Brisbane (ANTARA News) - Kesediaan Indonesia menampung para pencari suaka asing yang menunggu proses penelitian Komisi Tinggi Urusan Pengungsi PBB (UNHCR) dan Organisasi Migrasi Internasional (IOM) di Rumah Detensi Imigrasi (Rudenim) tidak dengan sendirinya bebas dari celaan.

Celaan atas kondisi Rudenim Tanjung Pinang, Bintan, Provinsi Kepulauan Riau, itu kembali bergaung di media Australia menyusul kesediaan 22 dari 78 orang pencari suaka asal Sri Lanka meninggalkan Kapal "Oceanic Viking" untuk diinapkan di pusat penahanan itu.

Celaan atas kondisi Rudenim Tanjung Pinang itu misalnya digaungkan "The Weekand Australian", Sabtu, mengutip pernyataan seorang migran gelap asal Afghanistan yang menghuni pusat penahanan tersebut.

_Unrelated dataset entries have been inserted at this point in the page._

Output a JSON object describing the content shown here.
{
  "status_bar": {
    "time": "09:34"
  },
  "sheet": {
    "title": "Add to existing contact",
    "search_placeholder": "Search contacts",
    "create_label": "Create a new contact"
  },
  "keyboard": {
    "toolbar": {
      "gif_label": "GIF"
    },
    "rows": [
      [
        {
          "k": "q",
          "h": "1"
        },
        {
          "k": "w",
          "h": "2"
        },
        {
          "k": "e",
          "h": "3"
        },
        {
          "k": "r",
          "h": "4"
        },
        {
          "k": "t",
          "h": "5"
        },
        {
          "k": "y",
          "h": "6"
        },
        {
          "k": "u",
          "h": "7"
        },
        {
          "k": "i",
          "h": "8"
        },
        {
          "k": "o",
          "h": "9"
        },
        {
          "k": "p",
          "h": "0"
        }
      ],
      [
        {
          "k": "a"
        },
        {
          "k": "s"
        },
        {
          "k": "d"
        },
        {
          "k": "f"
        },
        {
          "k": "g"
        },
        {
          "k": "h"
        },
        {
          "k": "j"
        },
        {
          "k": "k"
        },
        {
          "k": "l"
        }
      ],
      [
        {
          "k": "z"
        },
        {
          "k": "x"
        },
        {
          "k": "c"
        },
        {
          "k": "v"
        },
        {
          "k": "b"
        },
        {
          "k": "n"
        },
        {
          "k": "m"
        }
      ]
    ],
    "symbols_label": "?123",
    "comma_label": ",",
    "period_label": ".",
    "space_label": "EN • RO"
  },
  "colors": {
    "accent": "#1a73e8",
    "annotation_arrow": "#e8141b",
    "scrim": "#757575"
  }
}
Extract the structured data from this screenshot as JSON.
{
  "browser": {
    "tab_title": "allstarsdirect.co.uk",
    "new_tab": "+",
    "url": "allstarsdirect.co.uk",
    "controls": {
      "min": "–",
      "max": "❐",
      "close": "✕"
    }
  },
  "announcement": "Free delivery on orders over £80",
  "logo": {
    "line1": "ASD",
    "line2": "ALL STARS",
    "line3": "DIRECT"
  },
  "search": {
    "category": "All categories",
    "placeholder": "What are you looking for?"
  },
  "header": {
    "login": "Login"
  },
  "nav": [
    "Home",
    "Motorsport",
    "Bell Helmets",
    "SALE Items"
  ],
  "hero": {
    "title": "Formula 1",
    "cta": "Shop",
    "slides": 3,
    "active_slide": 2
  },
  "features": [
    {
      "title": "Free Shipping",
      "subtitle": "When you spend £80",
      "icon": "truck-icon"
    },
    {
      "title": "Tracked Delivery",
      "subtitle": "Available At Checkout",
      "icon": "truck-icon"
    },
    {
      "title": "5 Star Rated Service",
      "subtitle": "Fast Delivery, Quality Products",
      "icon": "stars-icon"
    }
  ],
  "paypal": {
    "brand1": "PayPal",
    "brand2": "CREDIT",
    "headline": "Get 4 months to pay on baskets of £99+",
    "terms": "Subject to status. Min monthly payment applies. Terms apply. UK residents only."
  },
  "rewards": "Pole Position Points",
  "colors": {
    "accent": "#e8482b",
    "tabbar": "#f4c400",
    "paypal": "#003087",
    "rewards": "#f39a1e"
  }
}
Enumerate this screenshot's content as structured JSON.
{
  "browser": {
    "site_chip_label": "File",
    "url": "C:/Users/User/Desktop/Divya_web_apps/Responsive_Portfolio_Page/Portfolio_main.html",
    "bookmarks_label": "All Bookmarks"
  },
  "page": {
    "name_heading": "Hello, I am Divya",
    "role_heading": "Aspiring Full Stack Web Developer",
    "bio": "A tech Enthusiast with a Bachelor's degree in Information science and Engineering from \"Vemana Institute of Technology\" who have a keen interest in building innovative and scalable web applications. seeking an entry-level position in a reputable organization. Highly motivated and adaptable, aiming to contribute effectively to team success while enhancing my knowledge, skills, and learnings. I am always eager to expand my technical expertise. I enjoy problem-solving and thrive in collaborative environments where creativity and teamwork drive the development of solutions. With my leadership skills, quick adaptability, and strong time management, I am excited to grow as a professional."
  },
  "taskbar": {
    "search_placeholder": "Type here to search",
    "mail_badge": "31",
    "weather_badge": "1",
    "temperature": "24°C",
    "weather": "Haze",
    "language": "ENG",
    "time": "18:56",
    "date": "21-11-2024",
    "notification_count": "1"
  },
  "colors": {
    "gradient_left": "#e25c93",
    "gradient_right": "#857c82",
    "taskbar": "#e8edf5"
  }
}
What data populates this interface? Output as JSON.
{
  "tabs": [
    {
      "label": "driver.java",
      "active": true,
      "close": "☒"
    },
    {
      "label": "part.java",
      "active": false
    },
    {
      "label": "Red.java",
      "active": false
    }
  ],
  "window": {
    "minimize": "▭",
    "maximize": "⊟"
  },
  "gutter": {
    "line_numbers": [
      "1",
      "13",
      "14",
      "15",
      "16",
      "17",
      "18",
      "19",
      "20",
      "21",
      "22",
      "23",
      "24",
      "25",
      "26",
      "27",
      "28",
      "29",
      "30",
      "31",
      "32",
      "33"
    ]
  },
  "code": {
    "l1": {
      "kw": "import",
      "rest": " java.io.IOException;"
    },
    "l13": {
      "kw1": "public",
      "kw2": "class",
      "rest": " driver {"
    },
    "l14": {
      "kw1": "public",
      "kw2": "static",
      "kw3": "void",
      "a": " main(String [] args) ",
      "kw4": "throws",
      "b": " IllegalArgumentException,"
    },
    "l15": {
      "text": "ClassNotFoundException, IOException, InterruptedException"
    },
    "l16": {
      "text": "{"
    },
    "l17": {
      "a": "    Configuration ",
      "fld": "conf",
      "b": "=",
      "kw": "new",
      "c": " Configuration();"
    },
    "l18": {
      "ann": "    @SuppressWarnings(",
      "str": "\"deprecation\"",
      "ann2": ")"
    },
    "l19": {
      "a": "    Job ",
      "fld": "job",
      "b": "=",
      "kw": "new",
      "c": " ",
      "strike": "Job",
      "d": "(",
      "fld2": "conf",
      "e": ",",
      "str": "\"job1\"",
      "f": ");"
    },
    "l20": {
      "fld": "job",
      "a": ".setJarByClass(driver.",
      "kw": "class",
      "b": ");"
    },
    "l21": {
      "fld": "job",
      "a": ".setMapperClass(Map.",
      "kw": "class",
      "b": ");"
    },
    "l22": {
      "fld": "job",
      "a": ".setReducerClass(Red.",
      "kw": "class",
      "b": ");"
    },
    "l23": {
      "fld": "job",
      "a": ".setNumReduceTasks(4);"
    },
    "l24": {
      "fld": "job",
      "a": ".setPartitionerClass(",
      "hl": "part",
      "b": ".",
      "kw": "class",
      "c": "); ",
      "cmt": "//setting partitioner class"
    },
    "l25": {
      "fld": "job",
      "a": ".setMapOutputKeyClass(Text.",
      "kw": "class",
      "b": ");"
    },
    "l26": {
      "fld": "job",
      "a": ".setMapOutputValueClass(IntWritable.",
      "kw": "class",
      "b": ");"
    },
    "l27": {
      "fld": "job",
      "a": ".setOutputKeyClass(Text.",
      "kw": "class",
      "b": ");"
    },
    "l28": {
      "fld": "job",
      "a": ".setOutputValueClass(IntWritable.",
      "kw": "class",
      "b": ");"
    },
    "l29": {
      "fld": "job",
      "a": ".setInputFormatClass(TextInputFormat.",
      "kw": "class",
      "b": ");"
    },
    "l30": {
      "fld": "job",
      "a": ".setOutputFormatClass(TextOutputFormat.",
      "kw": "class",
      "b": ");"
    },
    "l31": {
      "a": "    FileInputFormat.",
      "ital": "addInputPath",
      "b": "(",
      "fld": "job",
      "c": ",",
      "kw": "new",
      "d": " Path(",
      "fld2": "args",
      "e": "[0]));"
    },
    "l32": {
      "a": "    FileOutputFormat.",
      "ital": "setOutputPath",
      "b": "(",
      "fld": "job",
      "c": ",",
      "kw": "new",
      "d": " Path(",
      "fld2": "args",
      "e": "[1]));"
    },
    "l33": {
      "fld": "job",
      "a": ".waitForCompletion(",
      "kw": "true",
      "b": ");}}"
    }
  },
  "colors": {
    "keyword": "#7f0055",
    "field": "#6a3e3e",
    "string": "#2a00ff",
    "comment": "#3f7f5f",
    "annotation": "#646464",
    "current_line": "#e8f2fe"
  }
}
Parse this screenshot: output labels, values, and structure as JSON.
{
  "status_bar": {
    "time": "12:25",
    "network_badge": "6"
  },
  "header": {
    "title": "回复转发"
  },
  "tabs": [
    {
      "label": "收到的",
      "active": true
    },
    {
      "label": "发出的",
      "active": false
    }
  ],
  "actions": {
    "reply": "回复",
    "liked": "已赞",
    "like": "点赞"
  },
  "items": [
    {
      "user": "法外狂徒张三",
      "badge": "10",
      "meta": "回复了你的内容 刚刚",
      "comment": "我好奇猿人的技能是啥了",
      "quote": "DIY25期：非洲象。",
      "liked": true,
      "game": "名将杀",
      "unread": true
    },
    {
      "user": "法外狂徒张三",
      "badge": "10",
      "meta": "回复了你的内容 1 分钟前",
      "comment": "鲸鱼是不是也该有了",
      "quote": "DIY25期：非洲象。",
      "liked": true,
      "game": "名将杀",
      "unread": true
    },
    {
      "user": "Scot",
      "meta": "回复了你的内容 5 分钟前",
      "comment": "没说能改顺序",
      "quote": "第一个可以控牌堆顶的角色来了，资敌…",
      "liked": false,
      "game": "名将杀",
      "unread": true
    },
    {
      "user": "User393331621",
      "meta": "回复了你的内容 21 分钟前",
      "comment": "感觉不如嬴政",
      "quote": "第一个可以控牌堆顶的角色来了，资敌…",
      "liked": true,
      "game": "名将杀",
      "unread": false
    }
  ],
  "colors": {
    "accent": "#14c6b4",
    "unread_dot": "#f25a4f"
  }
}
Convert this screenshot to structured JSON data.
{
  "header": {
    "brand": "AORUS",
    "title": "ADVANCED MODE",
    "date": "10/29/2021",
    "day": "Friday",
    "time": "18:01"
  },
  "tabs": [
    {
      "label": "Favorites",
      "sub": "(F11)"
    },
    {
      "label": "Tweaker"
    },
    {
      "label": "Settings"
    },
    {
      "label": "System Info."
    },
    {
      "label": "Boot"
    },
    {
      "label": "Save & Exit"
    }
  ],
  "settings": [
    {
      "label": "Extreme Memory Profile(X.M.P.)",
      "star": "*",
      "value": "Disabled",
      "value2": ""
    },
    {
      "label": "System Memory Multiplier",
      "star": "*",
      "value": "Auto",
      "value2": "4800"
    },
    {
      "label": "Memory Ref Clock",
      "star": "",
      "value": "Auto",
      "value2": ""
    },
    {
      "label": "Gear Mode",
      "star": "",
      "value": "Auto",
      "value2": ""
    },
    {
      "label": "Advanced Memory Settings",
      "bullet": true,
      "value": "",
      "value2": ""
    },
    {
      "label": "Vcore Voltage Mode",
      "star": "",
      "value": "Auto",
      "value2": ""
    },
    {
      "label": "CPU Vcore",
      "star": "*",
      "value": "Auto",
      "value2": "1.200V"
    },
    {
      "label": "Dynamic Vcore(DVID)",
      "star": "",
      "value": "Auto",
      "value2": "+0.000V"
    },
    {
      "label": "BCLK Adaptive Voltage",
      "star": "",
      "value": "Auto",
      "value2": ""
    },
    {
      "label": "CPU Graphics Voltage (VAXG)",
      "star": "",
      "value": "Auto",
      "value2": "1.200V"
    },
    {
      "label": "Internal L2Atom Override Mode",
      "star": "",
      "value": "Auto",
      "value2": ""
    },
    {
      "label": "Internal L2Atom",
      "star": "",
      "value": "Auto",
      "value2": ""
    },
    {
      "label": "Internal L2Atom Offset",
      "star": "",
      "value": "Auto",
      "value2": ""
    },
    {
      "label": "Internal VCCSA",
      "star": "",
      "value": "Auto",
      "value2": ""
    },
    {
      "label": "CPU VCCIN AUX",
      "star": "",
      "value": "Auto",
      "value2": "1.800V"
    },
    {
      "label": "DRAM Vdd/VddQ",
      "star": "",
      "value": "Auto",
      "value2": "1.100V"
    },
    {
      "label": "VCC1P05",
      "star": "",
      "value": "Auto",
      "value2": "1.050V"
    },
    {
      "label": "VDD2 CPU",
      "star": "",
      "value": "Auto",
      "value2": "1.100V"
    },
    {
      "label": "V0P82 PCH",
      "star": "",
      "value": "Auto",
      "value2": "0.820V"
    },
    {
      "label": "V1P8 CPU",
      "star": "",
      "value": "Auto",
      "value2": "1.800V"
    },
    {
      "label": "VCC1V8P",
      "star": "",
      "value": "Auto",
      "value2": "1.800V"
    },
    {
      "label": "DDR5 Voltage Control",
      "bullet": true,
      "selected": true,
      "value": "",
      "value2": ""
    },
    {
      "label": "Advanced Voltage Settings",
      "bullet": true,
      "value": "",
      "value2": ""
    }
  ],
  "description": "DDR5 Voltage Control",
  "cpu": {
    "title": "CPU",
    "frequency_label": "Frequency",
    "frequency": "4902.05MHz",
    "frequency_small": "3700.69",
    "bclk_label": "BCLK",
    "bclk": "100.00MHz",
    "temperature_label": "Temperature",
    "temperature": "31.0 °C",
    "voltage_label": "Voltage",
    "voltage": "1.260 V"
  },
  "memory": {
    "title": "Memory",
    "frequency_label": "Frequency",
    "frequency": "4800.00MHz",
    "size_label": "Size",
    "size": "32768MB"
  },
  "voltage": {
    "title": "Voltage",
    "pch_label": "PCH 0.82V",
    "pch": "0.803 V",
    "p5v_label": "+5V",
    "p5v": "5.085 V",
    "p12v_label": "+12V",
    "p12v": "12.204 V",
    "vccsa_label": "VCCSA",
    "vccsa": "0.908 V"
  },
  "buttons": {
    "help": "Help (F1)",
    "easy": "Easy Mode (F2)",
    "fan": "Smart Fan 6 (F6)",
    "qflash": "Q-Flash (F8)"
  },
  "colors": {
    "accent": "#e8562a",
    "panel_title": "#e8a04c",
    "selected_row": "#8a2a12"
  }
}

Menurut suratkabar "The Australian" edisi akhir pekan itu, warga Afghanistan yang tidak disebutkan namanya ini bahkan menganggap kondisi pusat penahanan imigrasi Tanjung Pinang ini tidak pantas bagi binatang apalagi manusia.

Celaan yang sama sebelumnya juga dilayangkan warga Australia yang menginginkan pemerintahnya menerima kedatangan para pencari suaka Sri Lanka yang tertahan di Kapal "Oceanic Viking".

Dalam suratnya yang diterbitkan "The Weekend Australian" edisi 31 Oktober- 1 November 2009, warga Australia asal Corinda, Queensland, Jay Esslingen, menggambarkan kondisi pusat penampungan para pengungsi yang dimiliki Indonesia itu tak manusiawi dan bahkan tak pantas bagi binatang.

Setelah bertahan beberapa pekan di atas "Oceanic Viking" sebanyak 22 dari 78 orang pencari suaka asal Sri Lanka akhirnya bersedia meninggalkan kapal berbendera Australia yang lego jangkar di perairan Pulau Cempedak, Kabupaten Bintan, untuk diinapkan di Rudenim Tanjung Pinang, Jumat.

Seorang pencari suaka itu mengaku mendapat jaminan pemerintah Australia untuk bisa tinggal di Australia namun Perdana Menteri Kevin Rudd menepis anggapan bahwa para pencari suaka itu mendapat perlakuan khusus pemerintah.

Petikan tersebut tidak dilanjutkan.